L'idée pour nous ce n'est pas tellement de changer, mais plutôt d'évoluer, de devenir ...
La meilleure version de soi-même, j'aime beaucoup cette expression. 

Pour moi elle emporte l'idée d'une fine connaissance de soi, d'une bienveillance envers soi-même, et d'un profond désir de s'améliorer, d'aimer plus, d'aimer mieux, d'aimer plus concrètement et donc de semer du bonheur autour de soi. 

J'ai l'impression d'être à un carrefour de ma vie, dans une période pleine de changements. 

Et pour une fois, cela ne me fait pas peur, pas le moins du monde. 

Je sais que tout ne sera pas facile et rose.

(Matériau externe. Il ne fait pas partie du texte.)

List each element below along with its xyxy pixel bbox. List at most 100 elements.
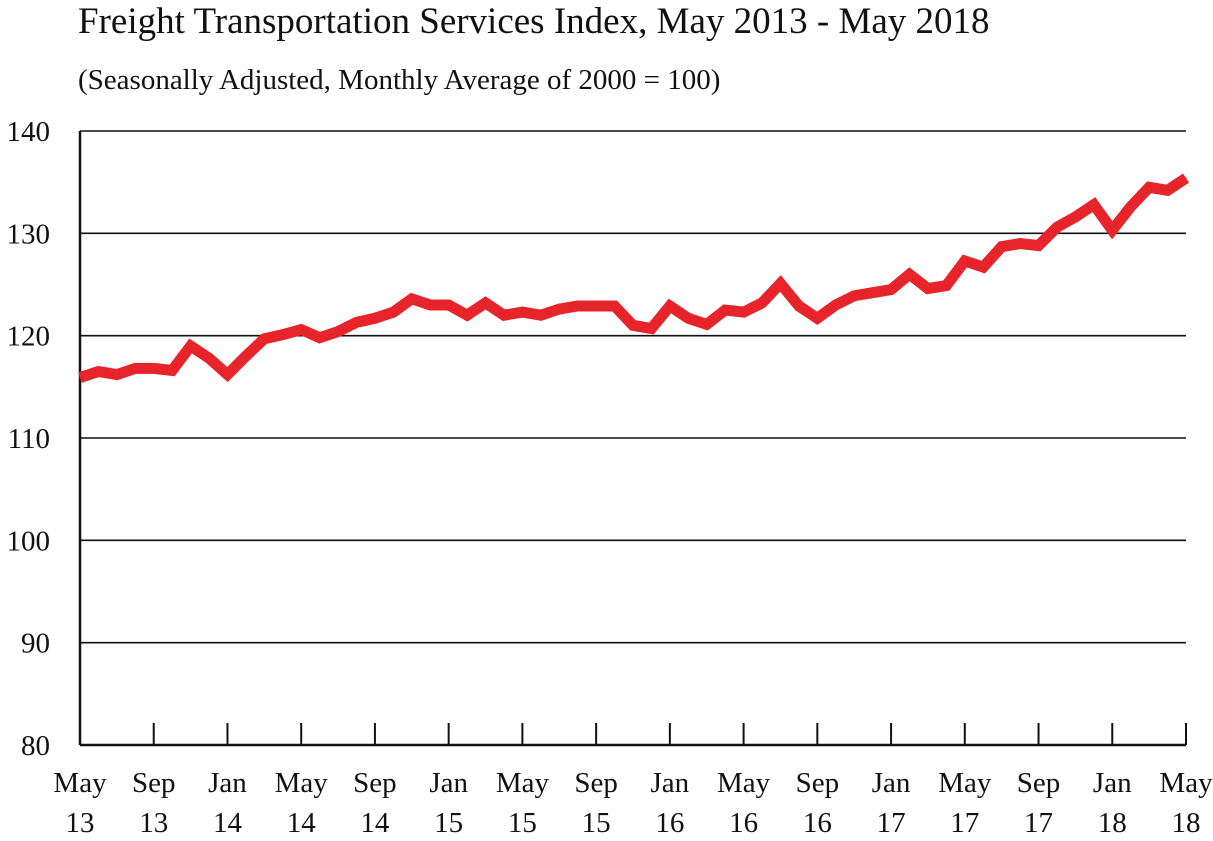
data-point <box>1148 186 1150 188</box>
data-point <box>448 304 450 306</box>
data-point <box>1037 245 1040 247</box>
y-tick-label: 90 <box>21 628 50 660</box>
x-tick-year: 17 <box>1024 807 1053 839</box>
x-tick-month: Sep <box>353 767 397 799</box>
data-point <box>1093 204 1095 206</box>
data-point <box>79 377 81 379</box>
data-point <box>890 289 892 291</box>
data-point <box>300 328 302 331</box>
x-tick-month: Jan <box>208 767 247 799</box>
x-tick-year: 14 <box>213 807 243 839</box>
data-point <box>1130 206 1132 208</box>
data-point <box>650 327 653 330</box>
data-point <box>816 317 818 319</box>
data-point <box>392 311 394 313</box>
data-point <box>761 302 763 304</box>
x-tick-year: 13 <box>66 807 95 839</box>
y-tick-label: 80 <box>21 730 50 762</box>
data-point <box>835 304 837 306</box>
data-point <box>1056 226 1058 228</box>
x-tick-month: Jan <box>872 767 911 799</box>
data-point <box>540 314 542 316</box>
x-axis-ticks: May 13 Sep 13 Jan 14 May 14 Sep 14 Jan 15 May 15 Sep 15… <box>53 723 1213 839</box>
data-point <box>1166 189 1169 191</box>
data-point <box>521 311 524 313</box>
x-tick-month: May <box>1159 767 1213 799</box>
data-point <box>558 308 560 310</box>
data-point <box>779 282 782 285</box>
data-point <box>927 287 929 290</box>
y-tick-label: 130 <box>7 218 51 250</box>
data-point <box>613 305 616 307</box>
chart-title: Freight Transportation Services Index, M… <box>78 1 990 42</box>
data-point <box>411 298 413 300</box>
y-tick-label: 140 <box>7 116 51 148</box>
data-point <box>503 314 505 316</box>
x-tick-year: 18 <box>1098 807 1127 839</box>
data-point <box>282 334 284 336</box>
data-point <box>1001 246 1003 248</box>
x-tick-year: 13 <box>139 807 168 839</box>
x-tick-month: May <box>717 767 771 799</box>
data-point <box>577 305 579 307</box>
x-tick-year: 18 <box>1172 807 1201 839</box>
data-point <box>632 324 634 327</box>
x-tick-year: 15 <box>508 807 537 839</box>
data-point <box>1074 216 1076 218</box>
data-point <box>226 373 229 376</box>
data-point <box>743 311 745 313</box>
data-point <box>355 321 358 323</box>
x-tick-year: 17 <box>877 807 906 839</box>
data-point <box>982 266 984 268</box>
data-point <box>484 302 487 304</box>
x-tick-year: 16 <box>803 807 832 839</box>
data-point <box>687 317 689 319</box>
x-tick-year: 16 <box>729 807 758 839</box>
x-tick-month: May <box>938 767 992 799</box>
data-point <box>945 284 947 287</box>
data-point <box>872 292 874 294</box>
x-tick-year: 14 <box>287 807 317 839</box>
data-point <box>208 357 210 359</box>
x-tick-month: Jan <box>429 767 468 799</box>
data-point <box>706 323 708 326</box>
data-point <box>908 273 911 275</box>
x-tick-month: May <box>53 767 107 799</box>
x-tick-year: 16 <box>655 807 684 839</box>
data-point <box>374 317 376 319</box>
y-tick-label: 120 <box>7 321 51 353</box>
data-point <box>337 330 339 333</box>
data-point <box>1185 177 1187 179</box>
data-point <box>669 305 671 307</box>
data-point <box>319 337 321 339</box>
data-point <box>595 305 597 307</box>
data-point <box>116 373 118 376</box>
data-point <box>97 370 100 373</box>
data-point <box>724 309 726 311</box>
data-point <box>853 295 855 297</box>
x-tick-month: Sep <box>796 767 840 799</box>
data-point <box>466 314 468 316</box>
series-line <box>78 173 1190 383</box>
x-tick-month: May <box>496 767 550 799</box>
data-point <box>245 355 247 357</box>
x-tick-month: Jan <box>1093 767 1132 799</box>
data-point <box>171 369 173 372</box>
x-tick-month: Sep <box>574 767 618 799</box>
x-tick-year: 14 <box>360 807 390 839</box>
data-point <box>1019 242 1021 245</box>
x-tick-year: 15 <box>434 807 463 839</box>
grid-lines <box>80 130 1186 644</box>
y-tick-label: 100 <box>7 525 51 557</box>
data-point <box>190 345 192 347</box>
data-point <box>263 338 265 340</box>
x-tick-month: Sep <box>132 767 176 799</box>
chart-subtitle: (Seasonally Adjusted, Monthly Average of… <box>78 64 721 96</box>
x-tick-month: May <box>275 767 329 799</box>
x-tick-year: 15 <box>582 807 611 839</box>
data-point <box>1111 229 1113 231</box>
x-tick-year: 17 <box>950 807 979 839</box>
data-point <box>134 367 136 370</box>
data-point <box>429 304 431 306</box>
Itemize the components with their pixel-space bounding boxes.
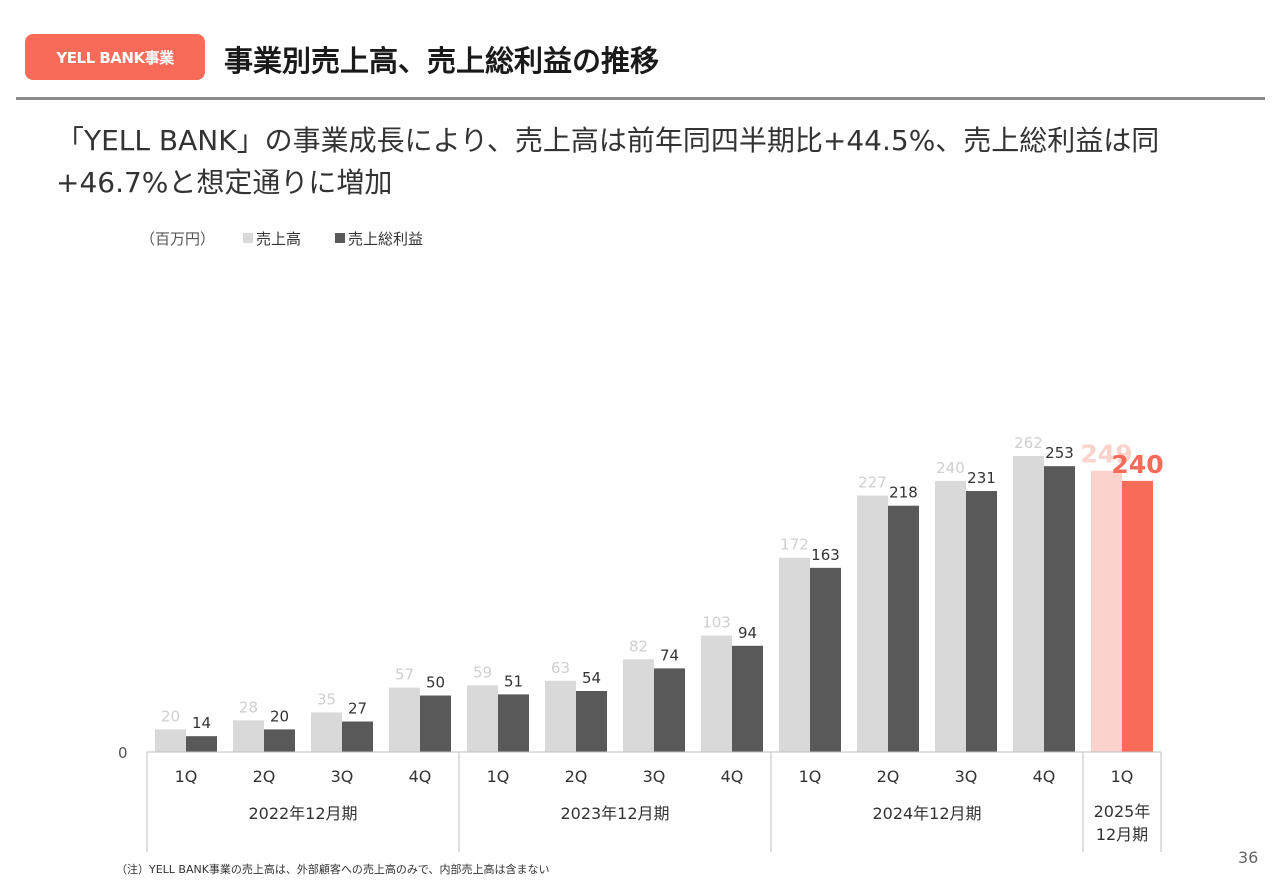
bar-gross-profit [342,721,373,752]
x-tick-label: 3Q [955,767,978,786]
bar-gross-profit [888,505,919,752]
page-number: 36 [1238,848,1259,867]
bar-sales [545,680,576,752]
bar-sales [155,729,186,752]
x-tick-label: 2Q [877,767,900,786]
legend-unit: （百万円） [140,230,215,248]
bar-gross-profit [420,695,451,752]
bar-gross-profit [1122,480,1153,752]
legend-label-gross-profit: 売上総利益 [348,230,423,248]
bar-sales [389,687,420,752]
data-label-gross-profit: 50 [426,674,445,692]
title-divider [16,97,1265,100]
bar-gross-profit [966,491,997,752]
data-label-gross-profit: 27 [348,699,367,717]
bar-sales [701,635,732,752]
bar-gross-profit [810,567,841,752]
chart-subtitle: 「YELL BANK」の事業成長により、売上高は前年同四半期比+44.5%、売上… [56,124,1160,199]
data-label-sales: 82 [629,637,648,655]
data-label-gross-profit: 74 [660,646,679,664]
data-label-gross-profit: 94 [738,624,757,642]
data-label-sales: 249 [1080,440,1132,469]
bar-gross-profit [576,690,607,752]
data-label-sales: 57 [395,666,414,684]
legend-label-sales: 売上高 [256,230,301,248]
data-label-sales: 63 [551,659,570,677]
bar-sales [1091,470,1122,752]
data-label-gross-profit: 240 [1111,450,1163,479]
data-label-sales: 227 [858,474,887,492]
footnote: （注）YELL BANK事業の売上高は、外部顧客への売上高のみで、内部売上高は含… [116,863,550,876]
bar-gross-profit [264,729,295,752]
data-label-gross-profit: 14 [192,714,211,732]
x-tick-label: 4Q [1033,767,1056,786]
bar-gross-profit [498,694,529,752]
legend-swatch-gross-profit [335,233,345,243]
x-tick-label: 1Q [487,767,510,786]
y-axis-zero-label: 0 [118,744,128,762]
data-label-sales: 103 [702,614,731,632]
bar-sales [467,685,498,752]
bar-sales [857,495,888,752]
data-label-gross-profit: 231 [967,469,996,487]
bar-gross-profit [732,645,763,752]
data-label-sales: 262 [1014,434,1043,452]
period-label: 2025年 12月期 [1094,802,1151,844]
data-label-sales: 28 [239,698,258,716]
data-label-gross-profit: 54 [582,669,601,687]
data-label-sales: 240 [936,459,965,477]
bar-gross-profit [186,736,217,752]
x-tick-label: 1Q [1111,767,1134,786]
data-label-gross-profit: 253 [1045,444,1074,462]
bar-gross-profit [1044,466,1075,752]
data-label-sales: 20 [161,707,180,725]
section-badge: YELL BANK事業 [25,34,205,80]
period-label: 2024年12月期 [872,804,981,823]
legend-swatch-sales [243,233,253,243]
bar-sales [623,659,654,752]
data-label-gross-profit: 51 [504,672,523,690]
data-label-sales: 59 [473,663,492,681]
bar-sales [233,720,264,752]
data-label-sales: 172 [780,536,809,554]
period-label: 2023年12月期 [560,804,669,823]
data-label-gross-profit: 163 [811,546,840,564]
period-label: 2022年12月期 [248,804,357,823]
bar-sales [935,480,966,752]
data-label-gross-profit: 218 [889,484,918,502]
x-tick-label: 2Q [253,767,276,786]
page-title: 事業別売上高、売上総利益の推移 [224,44,660,78]
x-tick-label: 3Q [331,767,354,786]
x-tick-label: 1Q [175,767,198,786]
bar-sales [311,712,342,752]
x-tick-label: 4Q [409,767,432,786]
x-tick-label: 4Q [721,767,744,786]
x-tick-label: 1Q [799,767,822,786]
data-label-sales: 35 [317,690,336,708]
bar-gross-profit [654,668,685,752]
data-label-gross-profit: 20 [270,707,289,725]
bar-sales [1013,456,1044,752]
bar-sales [779,557,810,752]
x-tick-label: 3Q [643,767,666,786]
x-tick-label: 2Q [565,767,588,786]
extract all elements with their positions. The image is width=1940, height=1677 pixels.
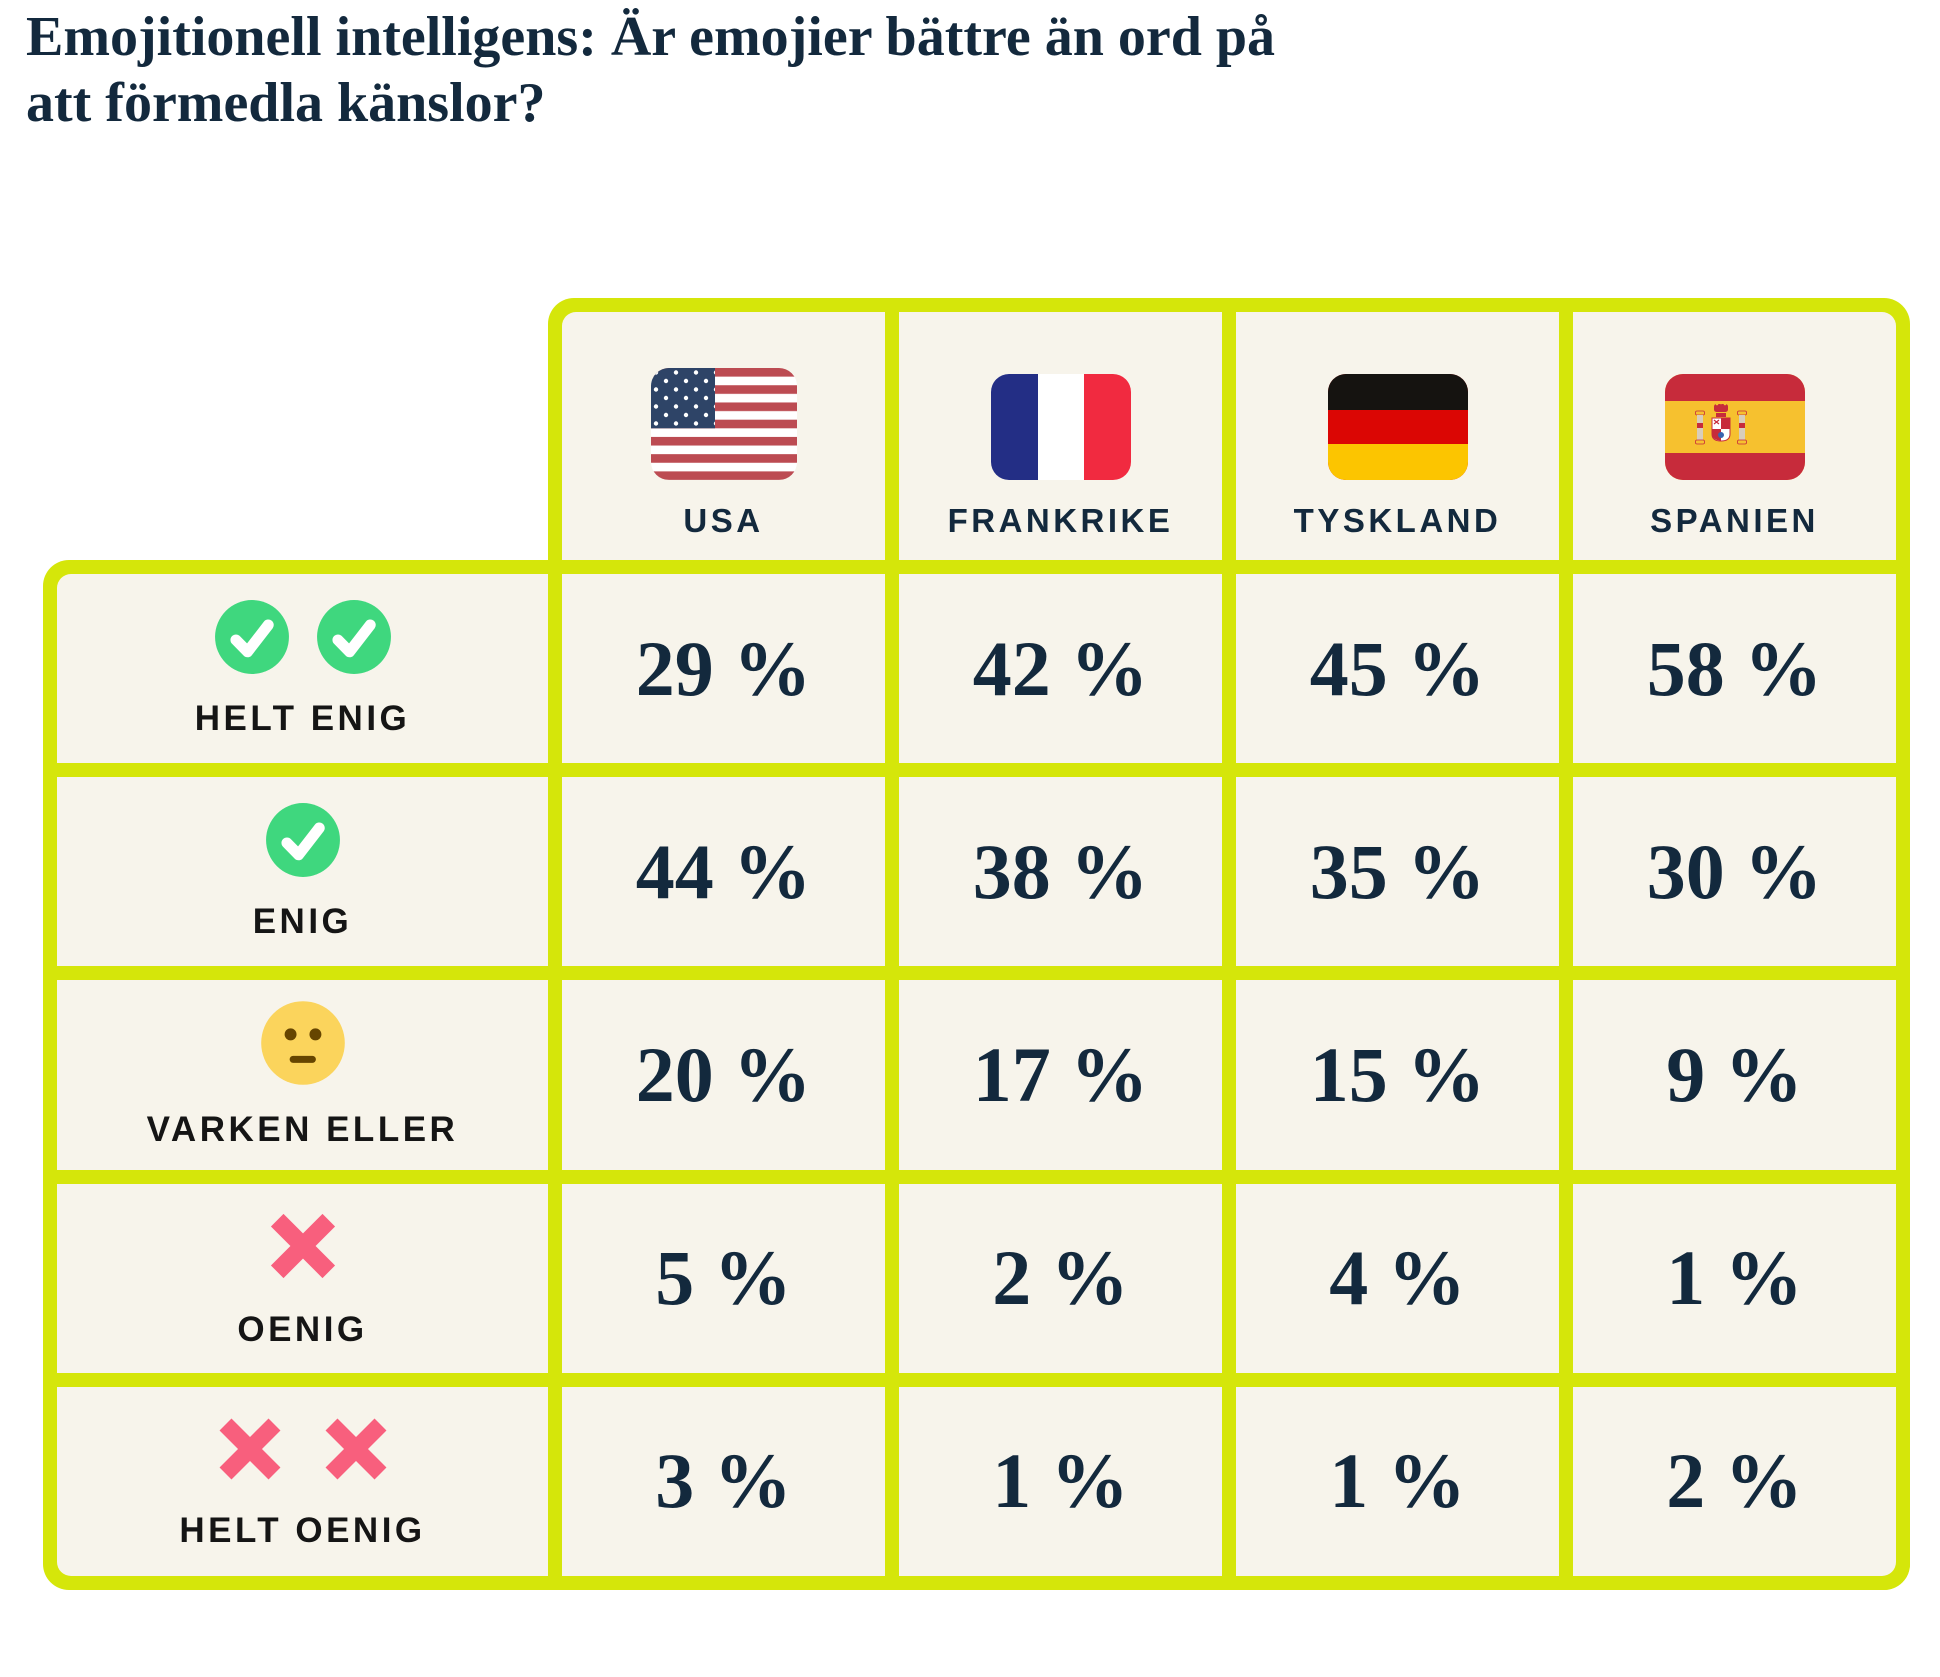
value-cell: 35 % (1236, 777, 1559, 967)
title-line-1: Emojitionell intelligens: Är emojier bät… (26, 6, 1275, 68)
value-cell: 2 % (1573, 1386, 1896, 1576)
row-label: ENIG (252, 901, 353, 941)
value-cell: 58 % (1573, 574, 1896, 764)
value-cell: 1 % (899, 1386, 1222, 1576)
row-label: HELT OENIG (179, 1511, 426, 1551)
row-header-helt-enig: HELT ENIG (57, 574, 548, 764)
row-label: VARKEN ELLER (146, 1109, 459, 1149)
column-label: FRANKRIKE (947, 502, 1174, 539)
check-circle-icon (316, 599, 392, 675)
spain-flag-icon (1664, 374, 1805, 480)
value-cell: 2 % (899, 1183, 1222, 1373)
row-icons (214, 599, 392, 675)
value-cell: 29 % (562, 574, 885, 764)
value-cell: 3 % (562, 1386, 885, 1576)
france-flag-icon (990, 374, 1131, 480)
value-cell: 30 % (1573, 777, 1896, 967)
column-header-frankrike: FRANKRIKE (899, 312, 1222, 560)
neutral-face-icon (260, 1000, 346, 1086)
row-label: OENIG (237, 1310, 368, 1350)
column-label: TYSKLAND (1293, 502, 1502, 539)
value-cell: 5 % (562, 1183, 885, 1373)
value-cell: 9 % (1573, 980, 1896, 1170)
row-icons (263, 1206, 343, 1286)
spain-coat-of-arms (1694, 401, 1747, 445)
value-cell: 44 % (562, 777, 885, 967)
row-icons (265, 802, 341, 878)
value-cell: 20 % (562, 980, 885, 1170)
row-icons (212, 1411, 394, 1487)
row-header-enig: ENIG (57, 777, 548, 967)
value-cell: 4 % (1236, 1183, 1559, 1373)
usa-flag-icon (650, 368, 797, 480)
table-corner-spacer (57, 312, 548, 560)
value-cell: 45 % (1236, 574, 1559, 764)
check-circle-icon (265, 802, 341, 878)
survey-table: USA FRANKRIKE TYSKLAND (43, 298, 1910, 1590)
value-cell: 1 % (1236, 1386, 1559, 1576)
value-cell: 1 % (1573, 1183, 1896, 1373)
column-label: SPANIEN (1650, 502, 1819, 539)
value-cell: 15 % (1236, 980, 1559, 1170)
value-cell: 42 % (899, 574, 1222, 764)
row-header-oenig: OENIG (57, 1183, 548, 1373)
column-header-usa: USA (562, 312, 885, 560)
column-header-tyskland: TYSKLAND (1236, 312, 1559, 560)
germany-flag-icon (1327, 374, 1468, 480)
cross-mark-icon (318, 1411, 394, 1487)
cross-mark-icon (212, 1411, 288, 1487)
value-cell: 17 % (899, 980, 1222, 1170)
check-circle-icon (214, 599, 290, 675)
row-header-varken-eller: VARKEN ELLER (57, 980, 548, 1170)
column-label: USA (683, 502, 764, 539)
value-cell: 38 % (899, 777, 1222, 967)
row-header-helt-oenig: HELT OENIG (57, 1386, 548, 1576)
row-icons (260, 1000, 346, 1086)
column-header-spanien: SPANIEN (1573, 312, 1896, 560)
cross-mark-icon (263, 1206, 343, 1286)
row-label: HELT ENIG (194, 698, 411, 738)
page-title: Emojitionell intelligens: Är emojier bät… (26, 4, 1275, 136)
title-line-2: att förmedla känslor? (26, 72, 546, 135)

Je sais qu'il y aura des moments durs, décourageants. 



Je sais aussi que j'ai des ressources en moi, et surtout, j'ai enfin trouver ce truc "LE" truc, MON truc, cette activité qui fait que je me déconnecte des problèmes, je recharge mes batteries, je suis dans l'instant présent et uniquement là : dans un regard, un mouvement une musique : la danse !

En réalité, j'ai commencé les stages de danses que j'étais encore à l'école primaire, mais c'était réservé aux vacances, maman trouvait la prof "vulgaire" donc elle tolérait que je fasse un stage de temps en temps, pas que je sois inscrite pour toute l'année. 
J'étais trop jeune pour m'imposer. 

Plus tard, j'ai pris des cours de danse de salon, avec ma soeur : chacha, rumba, valse anglaise, tango, djive, ça nous plaisait bien, mais on était entourées de couples, on se sentait un peu comme des intruses. 

Et puis j'ai fait ma vie, j'ai rencontré un homme et je lui ai dit qu'on devrait faire ça ensemble, il m'a dit : oui plus tard ... 
Puis un bébé est arrivé, on était le nez dans le guidon, je n'y pensais plus ... 

Le bébé a grandi, j'ai senti à nouveau l'appel de la danse, et cette fois, il m'a suivi. 

Je venais pour la salsa, j'ai découvert la kizomba, pour lui ce fut un coup de foudre, pour moi, du moment qu'on dansait, à la limite peu importait quoi. 

Et puis j'ai découvert la bachata, et je me suis aussi mise à la salsa. 

Aujourd'hui, les cours que je prends sont les soleils de ma semaine, des moments privilégiés que j'attend avec impatience et que je ne manquerait pour rien au monde si cela ne dépendait que de moi ! 

Je pense que lorsqu'on trouve "LA" chose qui nous épanouit, on peut encaisser beaucoup plus facilement tous les changements qui se présentent à nous. On a une ancre, un repère, un refuge, et cela nous renforce pour affronter tout ce qui peut nous sembler difficile, angoissant ou terrorisant ! 

Si vous n'aviez qu'une seule chose à retenir de ce post, ce serait celle-ci : 

Avez-vous trouver VOTRE truc ? Cette chose qui vous épanouit et recharge vos batteries ?

Sinon, il est plus que temps de le chercher.